立花実咲先生

わーい初恋ものそして身代わりものー\(^o^)/って書いちゃうくらい初恋ものも身代わりものも大好物です。ジレンマがたまらないですよね切ない。もぐもぐ。

双子の王女の妹、クリスティナは、姉のカトリーナの影として、そっと存在を隠されて生きてきました。ひっそりと生きて来たクリスティナは、「大きくなったら結婚しよう」と約束をしていた、名前も知らない少年との幼い日の初恋を大事にし続けていました。
けれどもクリスティナは、ある日カトリーナに請われて、彼女の身代わりになって「一晩だけ」アレクシス王子のところへ嫁ぐことになります。花嫁の条件として純潔を求められたものの、そうではないカトリーナは、その証をリスティナに身代わりになってもらえばいい、と考えたのです。
アレクシスによって「純潔の証」を調べる儀式という体でエロティックなラブシーンがあり、ちょっとS気味のいじわるなラブシーンは濃厚です。
でもこのアレクシス王子は、幼なじみの従者リュシアンにも指摘されているように「扱い方を知らない」というだけで実はとっても一途で健気な王子様なんですよね。
国の習慣で大切な人に渡すというサシェをアレクシスからもらったカトリーナですが、もしかしたらこれはアレクシスが手作りしたものなのかな、と思わせる描写があるんです。手作りしたのか王子が!なにそれ可愛すぎる!!とちょっと悶えてしまうくらい。
特にラブシーンでは冷たいようなところもあり、ツンツンしているところもあるアレクシスなので、こうやってちらっと見せる部分が余計に愛おしいです。
身代わりでやってきたクリスティナには、惹かれても求められても自分はいつか国に戻って姉と入れ替わらなければならない、という変えようのない未来が待っていて、辛くて切ないシーンが続きますが、だからこそ想いを伝えあったシーンでは胸が詰まるくらいに幸福感にあふれています。
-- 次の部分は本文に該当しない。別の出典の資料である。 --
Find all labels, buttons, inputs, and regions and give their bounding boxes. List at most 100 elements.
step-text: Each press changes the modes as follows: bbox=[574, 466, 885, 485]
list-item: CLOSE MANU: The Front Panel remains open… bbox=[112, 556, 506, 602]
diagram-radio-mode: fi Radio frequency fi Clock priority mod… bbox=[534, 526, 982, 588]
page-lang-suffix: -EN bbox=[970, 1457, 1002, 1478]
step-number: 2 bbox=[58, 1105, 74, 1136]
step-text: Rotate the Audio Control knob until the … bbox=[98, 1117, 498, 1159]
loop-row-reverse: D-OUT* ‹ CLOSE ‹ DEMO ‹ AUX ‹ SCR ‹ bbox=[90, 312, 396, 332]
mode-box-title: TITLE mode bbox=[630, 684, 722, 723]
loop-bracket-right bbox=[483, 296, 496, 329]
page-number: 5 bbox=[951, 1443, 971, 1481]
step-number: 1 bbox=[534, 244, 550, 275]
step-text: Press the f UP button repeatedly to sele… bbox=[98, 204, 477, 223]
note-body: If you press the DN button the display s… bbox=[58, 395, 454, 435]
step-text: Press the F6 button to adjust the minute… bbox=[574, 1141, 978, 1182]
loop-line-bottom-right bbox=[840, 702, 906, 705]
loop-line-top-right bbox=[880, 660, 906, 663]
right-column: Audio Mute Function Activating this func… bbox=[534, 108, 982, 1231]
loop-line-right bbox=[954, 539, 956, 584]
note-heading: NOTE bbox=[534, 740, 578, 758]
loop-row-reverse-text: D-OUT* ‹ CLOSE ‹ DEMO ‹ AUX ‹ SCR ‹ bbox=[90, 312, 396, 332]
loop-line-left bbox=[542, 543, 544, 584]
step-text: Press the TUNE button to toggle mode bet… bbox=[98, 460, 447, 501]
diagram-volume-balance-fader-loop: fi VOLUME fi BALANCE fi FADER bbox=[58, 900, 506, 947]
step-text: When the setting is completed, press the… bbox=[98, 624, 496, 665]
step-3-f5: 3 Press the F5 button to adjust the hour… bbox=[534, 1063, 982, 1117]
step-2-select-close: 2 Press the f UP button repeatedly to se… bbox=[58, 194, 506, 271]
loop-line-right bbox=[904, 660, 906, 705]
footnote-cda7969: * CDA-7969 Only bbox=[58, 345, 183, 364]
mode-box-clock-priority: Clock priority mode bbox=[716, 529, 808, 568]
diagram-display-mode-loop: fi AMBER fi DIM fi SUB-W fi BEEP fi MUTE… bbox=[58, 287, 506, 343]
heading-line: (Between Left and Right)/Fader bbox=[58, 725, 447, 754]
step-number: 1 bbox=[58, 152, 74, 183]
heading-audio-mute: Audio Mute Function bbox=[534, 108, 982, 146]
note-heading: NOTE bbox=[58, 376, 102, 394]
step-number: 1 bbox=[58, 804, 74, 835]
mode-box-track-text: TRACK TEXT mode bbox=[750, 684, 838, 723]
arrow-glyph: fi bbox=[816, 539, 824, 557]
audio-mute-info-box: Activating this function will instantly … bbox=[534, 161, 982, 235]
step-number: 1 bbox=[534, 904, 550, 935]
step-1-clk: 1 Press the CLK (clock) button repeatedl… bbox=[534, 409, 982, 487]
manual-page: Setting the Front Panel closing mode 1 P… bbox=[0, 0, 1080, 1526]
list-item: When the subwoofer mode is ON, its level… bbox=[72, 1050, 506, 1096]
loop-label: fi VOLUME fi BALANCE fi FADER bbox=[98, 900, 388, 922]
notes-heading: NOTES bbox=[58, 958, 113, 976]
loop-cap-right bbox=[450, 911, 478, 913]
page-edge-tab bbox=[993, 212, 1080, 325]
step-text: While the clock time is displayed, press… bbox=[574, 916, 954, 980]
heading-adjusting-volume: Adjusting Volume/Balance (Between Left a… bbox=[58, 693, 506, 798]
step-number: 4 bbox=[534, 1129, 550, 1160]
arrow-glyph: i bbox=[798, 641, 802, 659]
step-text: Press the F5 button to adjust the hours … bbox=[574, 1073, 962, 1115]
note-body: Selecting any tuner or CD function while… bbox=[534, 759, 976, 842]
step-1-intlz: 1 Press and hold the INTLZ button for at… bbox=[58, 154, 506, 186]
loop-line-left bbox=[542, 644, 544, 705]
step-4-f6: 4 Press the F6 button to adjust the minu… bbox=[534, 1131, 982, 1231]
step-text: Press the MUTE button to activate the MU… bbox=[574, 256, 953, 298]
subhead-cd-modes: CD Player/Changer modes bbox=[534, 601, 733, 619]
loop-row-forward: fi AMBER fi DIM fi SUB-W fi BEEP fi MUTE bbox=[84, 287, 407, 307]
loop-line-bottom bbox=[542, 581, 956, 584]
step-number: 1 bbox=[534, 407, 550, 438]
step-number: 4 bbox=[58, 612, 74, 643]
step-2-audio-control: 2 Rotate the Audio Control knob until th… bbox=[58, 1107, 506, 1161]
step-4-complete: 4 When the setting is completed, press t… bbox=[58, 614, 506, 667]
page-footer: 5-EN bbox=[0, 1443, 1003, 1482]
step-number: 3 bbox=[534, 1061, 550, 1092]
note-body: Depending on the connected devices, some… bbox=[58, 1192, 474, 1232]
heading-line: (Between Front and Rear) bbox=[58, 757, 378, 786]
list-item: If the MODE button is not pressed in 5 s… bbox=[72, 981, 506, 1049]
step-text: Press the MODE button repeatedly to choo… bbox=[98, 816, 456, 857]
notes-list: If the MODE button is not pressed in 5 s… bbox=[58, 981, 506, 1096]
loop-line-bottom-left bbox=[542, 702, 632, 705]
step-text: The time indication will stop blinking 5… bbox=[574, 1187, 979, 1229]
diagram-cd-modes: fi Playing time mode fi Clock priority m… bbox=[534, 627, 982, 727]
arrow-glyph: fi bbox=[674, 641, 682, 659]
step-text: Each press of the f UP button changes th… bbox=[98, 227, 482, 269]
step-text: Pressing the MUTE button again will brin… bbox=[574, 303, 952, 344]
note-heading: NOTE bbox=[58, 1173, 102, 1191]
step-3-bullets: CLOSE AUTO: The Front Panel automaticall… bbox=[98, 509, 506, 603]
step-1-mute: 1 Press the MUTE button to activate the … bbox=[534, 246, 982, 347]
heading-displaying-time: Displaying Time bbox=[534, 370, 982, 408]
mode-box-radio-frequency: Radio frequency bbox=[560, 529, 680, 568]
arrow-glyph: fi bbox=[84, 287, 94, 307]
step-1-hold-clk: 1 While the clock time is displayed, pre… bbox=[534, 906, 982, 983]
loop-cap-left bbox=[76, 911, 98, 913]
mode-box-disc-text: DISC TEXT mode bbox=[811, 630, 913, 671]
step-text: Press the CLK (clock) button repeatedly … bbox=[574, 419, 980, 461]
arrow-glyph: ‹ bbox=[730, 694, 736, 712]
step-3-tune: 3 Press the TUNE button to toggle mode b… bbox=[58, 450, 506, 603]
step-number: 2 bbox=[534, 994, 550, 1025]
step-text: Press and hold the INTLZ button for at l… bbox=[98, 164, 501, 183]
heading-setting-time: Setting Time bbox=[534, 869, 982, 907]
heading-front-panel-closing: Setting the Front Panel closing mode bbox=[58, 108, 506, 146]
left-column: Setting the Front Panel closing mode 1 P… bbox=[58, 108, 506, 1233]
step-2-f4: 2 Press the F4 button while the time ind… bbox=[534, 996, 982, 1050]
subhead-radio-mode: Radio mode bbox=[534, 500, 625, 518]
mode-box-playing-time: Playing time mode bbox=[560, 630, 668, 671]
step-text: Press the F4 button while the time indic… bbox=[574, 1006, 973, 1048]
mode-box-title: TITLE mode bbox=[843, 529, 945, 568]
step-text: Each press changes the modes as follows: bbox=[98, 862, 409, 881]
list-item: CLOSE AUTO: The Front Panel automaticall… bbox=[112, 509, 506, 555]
なんといっても、お姉さまとリュシアンの関係にはびっくりです。
私はこのお姉さま、そんなに嫌いではないんですよね。なんというか…彼女は彼女なりに、歪んでしまう理由があったように思えるので。
だからこそ、リュシアンがお姉様に救いの手を差し伸べたとしたら素敵だなと思うのですが、これこの二人のお話の続きがあったらぜひ読みたいです。リュシアンがまた紳士的で素敵。



私はSS付きのほうを読みました。幸せなお話で満足です。
ですが、もっと読みたい~!と思っちゃうくらい素敵なお話。
立花実咲先生

ファンタジーなお話です。
簡単に言うと滅亡されたとされている国の王女と、栄えている国の皇帝のラブストーリーではあるのですが、
「妖精」「魔法」「青い鳥」さらには「キスをすると(妖精から)不完全な人間の姿になる」「妖精の姿に戻るには、キスの相手と交わらなければいけない」という設定が出てきます。これらのキーワードがすごく活かされていて、読んでいてとても楽しいお話です。

主人公のミレーヌは、国の全員が妖精に変えられてしまった国の王女。(みんな妖精サイズなので、表向きミレーヌの国は滅亡したとされています)
ある目的のために、皇帝ジークフリートの元へと赴きます。そこで彼女は自分の使命を果たそうとするのですが、天性のドジっ子と周囲の人々からの評判も高い(笑)ミレーヌ。
見事にジークフリートに捕まってしまうのでした。

…いや、ほんとうに可愛いんですミレーヌ。ジークフリートに近づこうとしたのは舞踏会なんですが、つい我慢できなくて舞踏会に出されていたケーキに乗っていた、大好物のイチゴを何個も食べちゃって、そのうえそのおいしさに感動しちゃうところとか。いやいや!ってツッコんじゃうんだけど、これをミニな妖精サイズでやっているシーンを想像するとすげえ可愛い!ってなっちゃう。すごく好感度の高いヒロインです。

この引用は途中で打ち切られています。